E’ stata confermata la maximulta da 7 milioni di euro inflitta nel febbraio scorso dall’Antitrust a Sky Italia per mancate informazioni che sarebbero state fornite sul contenuto del pacchetto calcio per la stagione 2018-2019. E’ la decisione che è stata assunta dal Tar che ha deciso di respingere  le richieste di sospensione cautelare del provvedimento sanzionatorio. Sono state accertate due violazioni: è stato rilevato che Sky non avrebbe fornito informazioni chiare e immediate sul contenuto del pacchetto calcio per la stagione 2018/19, lasciando intendere ai potenziali nuovi clienti che tale pacchetto fosse comprensivo di tutte le partite del campionato di serie A come nel triennio precedente, in più era stata attuata una politica aggressiva avendo esercitato un indebito condizionamento dei clienti abbonati al pacchetto ‘Sky calcio’ che non sarebbero stati posti nella condizione di poter assumere liberamente una decisione in merito al mantenimento o meno del pacchetto.
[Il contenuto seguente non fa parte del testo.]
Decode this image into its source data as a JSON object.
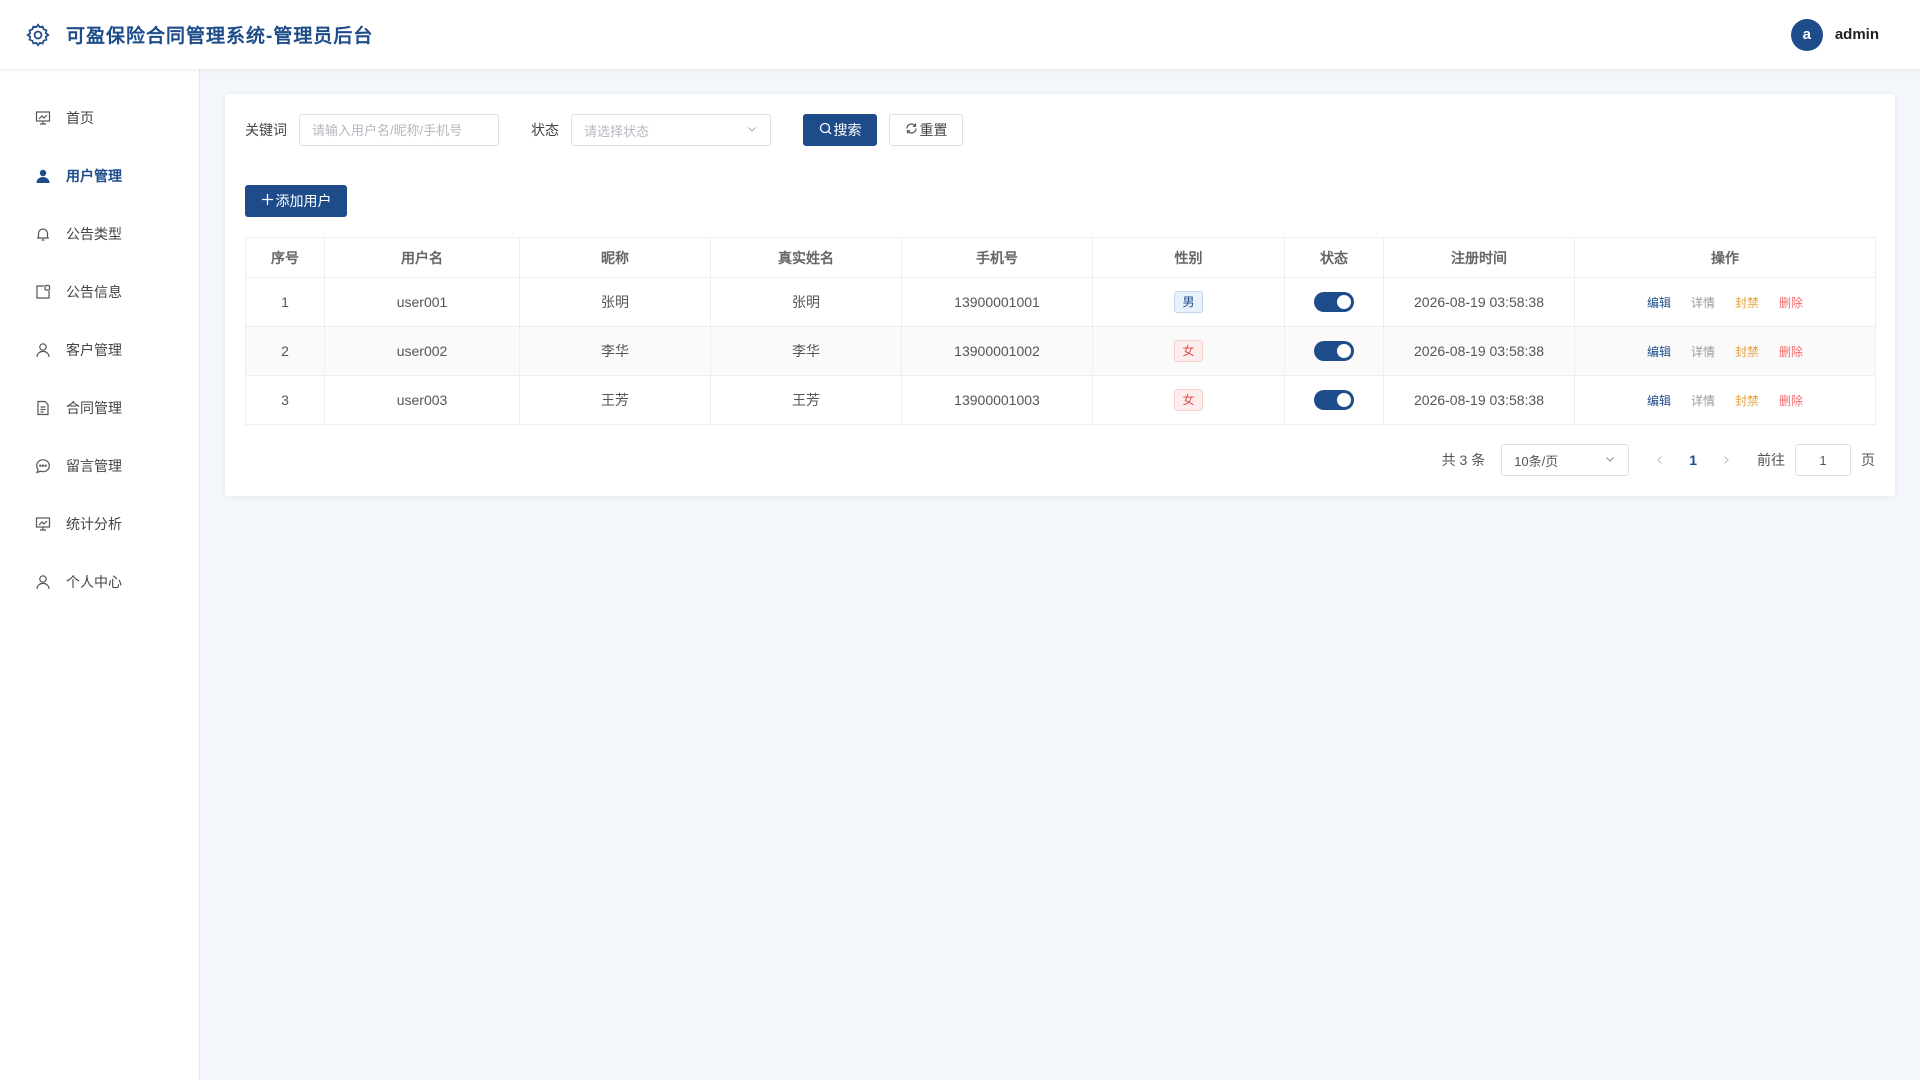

Il Tar ha ritenuto “che il ricorso, al sommario esame proprio della presente fase cautelare, non si presenta assistito da sufficiente fumus boni juris, avendo l’Autorita’ compiutamente fatto emergere i profili di riconducibilita’ delle condotte oggetto d’esame a specifiche violazioni del codice del consumo, sia con riferimento ai profili di scorrettezza sia a quelli di aggressivita'”, nonche’ “che l’evidenziata assenza di profili di fondatezza escluda la ricorrenza dei profili di incertezza interpretativa posta a base della richiesta cautelare”.